Subterranean Press has gathered a collection of Brian Lumley’s stories in The Compleat Crow. As you’d expect, nearly all these tales feature Lumley’s occult detective, Titus Crow.
Crow is the main character of a couple of novels by Lumley. He is a “white wizard,” a force for good who struggles mostly against those in league with the Cthulhu-cycle elder gods. Lumley’s style skates between Lovecraft-lite and an almost Holmesian tone. These eleven short stories were published mostly in the UK and range from 1969 to the early 1980s. Most involve Crow as the main character. Some are third-person; in some Crow is the first-person narrator, telling his own tale, and in a few he is the story-teller, relating events that have nothing to do with him. Notably, two tales use a third person narrator that is not Crow.
“Inception,” the first story in the book, follows a fugitive who has come home to London, seeking sanctuary from the evil Priest of the Undying Dead, who pursues him and the Elixir he stole. The fugitive does not find sanctuary, but he may achieve redemption. Titus Crow and his parents make a brief appearance at the end of the tale, which is an origin story for Crow.
A mature, post-WWII Titus Crow face real, personal danger in “Lord of the Worms,” using numerology to escape the clutches of a ruthless, aging occultist. He successfully defeats an evil coven-leader in “The Caller of the Black,” (even though the ending is predictable), and a Nordic ghost in “The Viking Stone.” In “The Mirror of Nitocris,” Crow’s one close friend, Laurant-Henri de Marigny confronts a cursed object. A trio of short pieces follow: “An Item of Supporting Evidence;” “Billy’s Oak” and “Darghud’s Doll.” These have the virtue of brevity. “Darghud’s Doll,” uncomfortably blending various types of magic in a story about British missionaries in Africa, is the least successful story in the book.
A strange artifact that appears in several of the stories takes the main stage in “De Marigny’s Clock.” This is a thing that Crow bought at auction, which belonged to his friend’s father. Crow’s theory is that it isn’t a clock at all. A pair of thuggish house-breakers helps him prove his theory. This is a nice story of its type, with one badly distracting moment; Crow, the genius, has tried for a decade to open the clock, apparently, but the safe-cracker thief pops it open in one paragraph. Still, it’s a fun, creepy tale, and maybe I mis-read, and Crow was being much more careful around the object.
In “Name and Number,” Crow uses his occult knowledge to take out a supernatural adversary and save the world. The final story, “The Black Recalled,” takes place after Crow has, er, left this plane, and he does not make an appearance, at least not a physical one.
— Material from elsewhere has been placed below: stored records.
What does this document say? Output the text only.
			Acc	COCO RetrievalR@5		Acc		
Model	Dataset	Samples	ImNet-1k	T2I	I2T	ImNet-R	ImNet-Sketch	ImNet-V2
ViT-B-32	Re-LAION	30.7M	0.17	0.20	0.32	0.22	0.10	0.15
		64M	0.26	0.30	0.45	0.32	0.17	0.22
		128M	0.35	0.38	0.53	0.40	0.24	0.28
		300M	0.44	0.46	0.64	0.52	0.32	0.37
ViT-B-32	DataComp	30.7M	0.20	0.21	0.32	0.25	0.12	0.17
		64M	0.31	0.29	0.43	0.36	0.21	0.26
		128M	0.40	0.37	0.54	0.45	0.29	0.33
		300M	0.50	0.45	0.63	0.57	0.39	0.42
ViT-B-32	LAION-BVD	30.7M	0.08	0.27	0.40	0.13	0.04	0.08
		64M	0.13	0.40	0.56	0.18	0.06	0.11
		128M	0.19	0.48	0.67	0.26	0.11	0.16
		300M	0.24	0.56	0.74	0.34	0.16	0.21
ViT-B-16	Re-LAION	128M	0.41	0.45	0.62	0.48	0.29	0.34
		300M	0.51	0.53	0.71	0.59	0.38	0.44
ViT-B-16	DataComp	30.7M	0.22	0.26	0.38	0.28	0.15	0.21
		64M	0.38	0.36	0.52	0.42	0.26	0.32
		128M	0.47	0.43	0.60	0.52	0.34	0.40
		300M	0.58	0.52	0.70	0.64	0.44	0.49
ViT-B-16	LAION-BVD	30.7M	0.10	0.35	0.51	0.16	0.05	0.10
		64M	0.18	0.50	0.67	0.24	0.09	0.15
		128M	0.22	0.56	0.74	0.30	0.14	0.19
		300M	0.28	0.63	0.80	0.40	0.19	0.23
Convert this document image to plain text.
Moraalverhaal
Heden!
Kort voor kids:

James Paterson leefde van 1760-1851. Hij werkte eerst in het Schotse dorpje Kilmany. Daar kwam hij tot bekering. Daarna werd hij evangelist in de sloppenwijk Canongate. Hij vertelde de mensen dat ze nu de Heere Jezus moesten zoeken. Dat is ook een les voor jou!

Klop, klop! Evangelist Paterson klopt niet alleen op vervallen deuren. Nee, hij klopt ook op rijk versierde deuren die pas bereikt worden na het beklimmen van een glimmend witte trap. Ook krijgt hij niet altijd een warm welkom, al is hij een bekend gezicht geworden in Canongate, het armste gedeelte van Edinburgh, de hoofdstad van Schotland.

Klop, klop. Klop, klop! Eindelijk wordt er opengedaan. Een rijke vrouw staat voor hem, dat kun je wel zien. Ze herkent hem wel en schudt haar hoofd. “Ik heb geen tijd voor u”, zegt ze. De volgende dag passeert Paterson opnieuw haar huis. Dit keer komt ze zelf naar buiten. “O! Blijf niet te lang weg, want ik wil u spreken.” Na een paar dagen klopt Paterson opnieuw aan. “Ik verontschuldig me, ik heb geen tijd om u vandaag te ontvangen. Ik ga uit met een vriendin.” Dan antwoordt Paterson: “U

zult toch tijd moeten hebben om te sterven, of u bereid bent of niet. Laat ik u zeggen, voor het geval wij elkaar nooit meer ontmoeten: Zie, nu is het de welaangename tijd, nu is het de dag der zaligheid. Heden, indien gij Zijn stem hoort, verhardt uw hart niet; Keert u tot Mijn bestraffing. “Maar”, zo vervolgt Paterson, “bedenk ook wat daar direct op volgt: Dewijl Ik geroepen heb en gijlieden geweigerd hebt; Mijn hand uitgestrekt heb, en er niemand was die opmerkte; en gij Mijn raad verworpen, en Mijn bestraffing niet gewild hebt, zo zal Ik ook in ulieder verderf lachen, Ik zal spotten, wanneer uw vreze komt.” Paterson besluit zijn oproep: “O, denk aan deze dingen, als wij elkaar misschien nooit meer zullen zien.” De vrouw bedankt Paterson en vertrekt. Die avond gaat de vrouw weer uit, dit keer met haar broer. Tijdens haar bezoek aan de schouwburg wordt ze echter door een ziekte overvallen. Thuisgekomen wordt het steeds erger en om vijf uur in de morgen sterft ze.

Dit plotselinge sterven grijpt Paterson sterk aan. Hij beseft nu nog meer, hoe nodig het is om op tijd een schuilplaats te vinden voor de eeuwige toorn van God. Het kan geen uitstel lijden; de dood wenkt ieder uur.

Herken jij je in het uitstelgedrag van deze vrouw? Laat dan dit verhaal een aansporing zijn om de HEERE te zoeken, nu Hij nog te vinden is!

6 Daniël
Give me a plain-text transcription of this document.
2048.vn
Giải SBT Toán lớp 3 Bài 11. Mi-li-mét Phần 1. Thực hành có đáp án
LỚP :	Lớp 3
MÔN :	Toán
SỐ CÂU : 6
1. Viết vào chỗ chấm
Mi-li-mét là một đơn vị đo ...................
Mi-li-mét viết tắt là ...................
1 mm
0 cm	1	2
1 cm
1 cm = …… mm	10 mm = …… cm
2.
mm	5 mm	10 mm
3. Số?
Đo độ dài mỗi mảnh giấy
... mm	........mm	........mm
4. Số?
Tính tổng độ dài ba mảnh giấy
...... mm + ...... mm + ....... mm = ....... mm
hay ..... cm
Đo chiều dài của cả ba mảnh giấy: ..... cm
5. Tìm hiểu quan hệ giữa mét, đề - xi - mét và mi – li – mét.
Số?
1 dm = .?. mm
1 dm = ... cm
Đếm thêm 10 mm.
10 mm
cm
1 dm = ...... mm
Since these stories appeared over time as stand-alone pieces, descriptions of Crow and his house do feel repetitive. That really can’t be helped in a collection like this. Except for “Inception,” where Crow’s mother has a cameo, there are no women anywhere. Crow is a man with one close male friend and no female ones. This might be a nod to bachelor Sherlock Holmes, but Crow can also be read as a closeted gay man, hiding his true nature from the very unsympathetic, repressive society he works to save. References to Crow’s “original Beardsley illustrations” framed in rosewood in his bedroom support this interpretation. I don’t know if Lumley was being subtle and clever or if this was just the time period when fighting the Elder Gods was a complete boys’ club. Not having read the novels, I like the idea of Crow as a powerful gay man, even if he does seem a bit lonely.
Lumley also has fun with numerology in these stories, and the reader will too. He nicely weaves together numbers with the Major Arcana of the Tarot (although Tarot is not mentioned directly) to create some fun puzzles for the reader to solve along with Crow. Lovers of Lumley’s novels should definitely get this collection.